Emancipation of minors is a legal mechanism by which children, before reaching the age of adulthood, are freed from control by their parents or guardians while at the same time freeing the parents or guardians from any and all responsibility toward the child.
Why apply to be emancipated?
Emancipation terminates the legal responsibilities of a child-parent relationship. Emancipation is generally sought to recognize the minor as an adult for the purpose of contracting for a residence, to sue or be sued, and for the minor to be recognized as an adult for the purpose of criminal violations.
Facts About Emancipation
- Applicant must be 16 years or older
- The court in order to emancipate must find that the best interests of the minor will be served. In making this decision the court will take into consideration:
- Whether the parent of the minor consents
- Whether the minor has been living away from the family home and is substantially able to be self-maintained and self-supported without parental guidance and supervision
- Whether the minor can demonstrate sufficient maturity and knowledge to manage affairs without parental assistance
- If emancipation is granted, the applicant will be instructed to obtain an Oregon driver’s license or an Oregon identification card through the Department of Transportation for notification of emancipation status
- An emancipated minor shall be subject to the jurisdiction of Adult Court for all criminal offenses
- Emancipation does not entitle a minor to purchase or possess alcohol or apply for a marriage license without parental consent.

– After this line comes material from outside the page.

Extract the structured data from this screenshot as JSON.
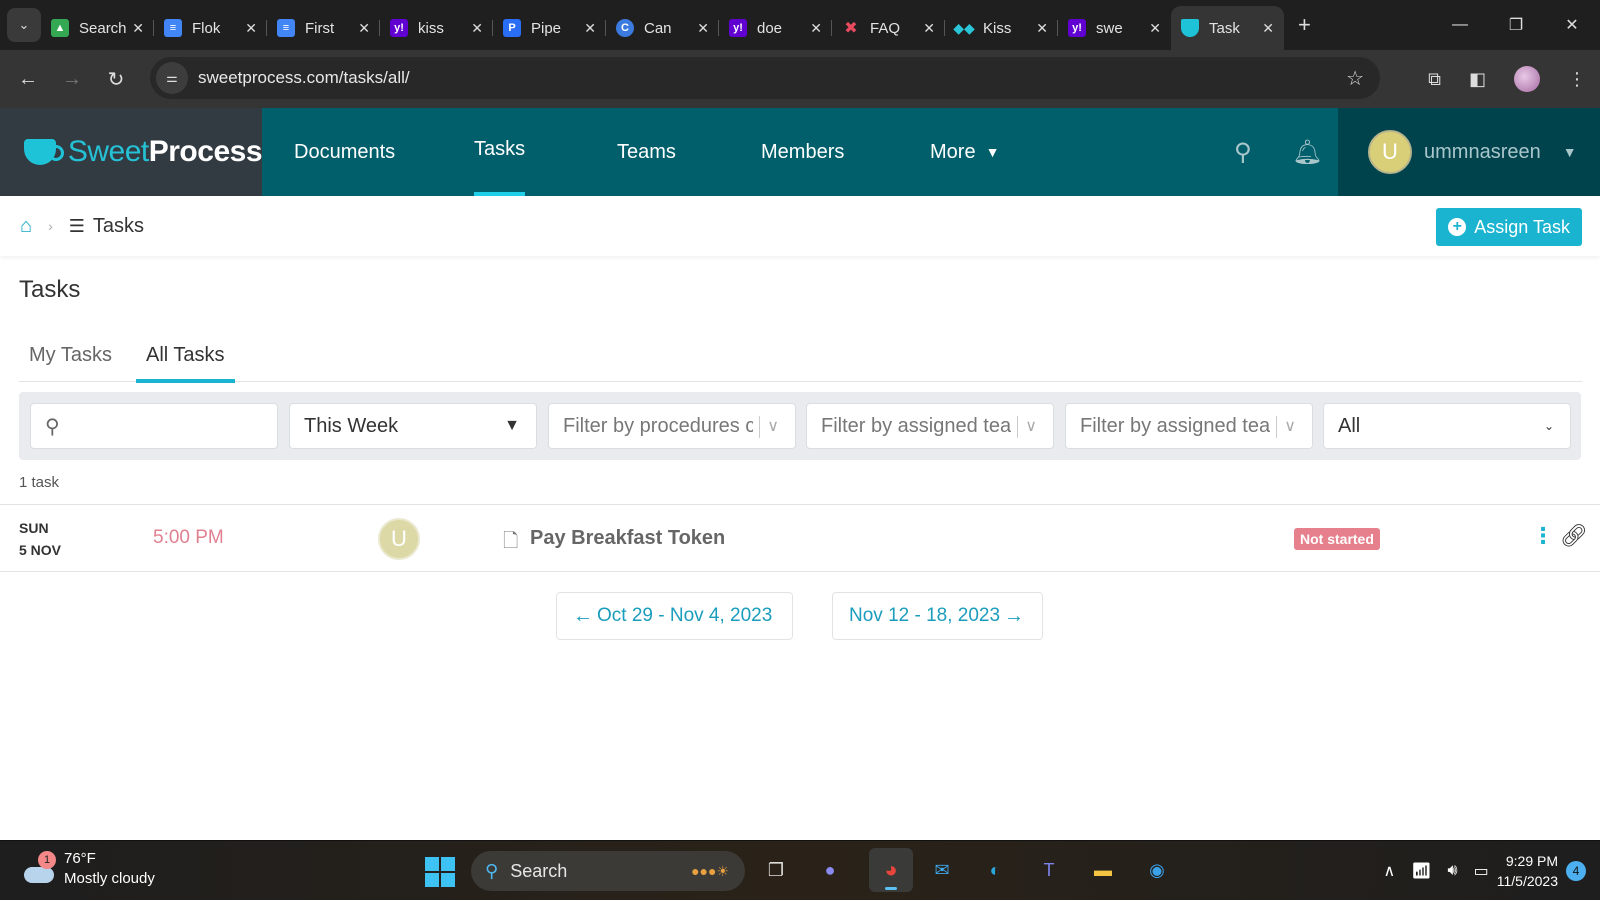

Local expectations for those seeking emancipation
- The minor must be able to support himself/herself or partial support must be provided by another responsible person.
- The minor plans to complete an educational program.
The minor applying for emancipation must complete the application and submit $265.00 in check or money order payable to the Trial Court Clerk. A minor can also file through an attorney. Attorney’s fees range from $250 to $300 or higher, plus filing fees for uncontested cases. Once the application is accepted, the court must conduct a preliminary hearing within 10 days. Final judgment must be completed within 60 days.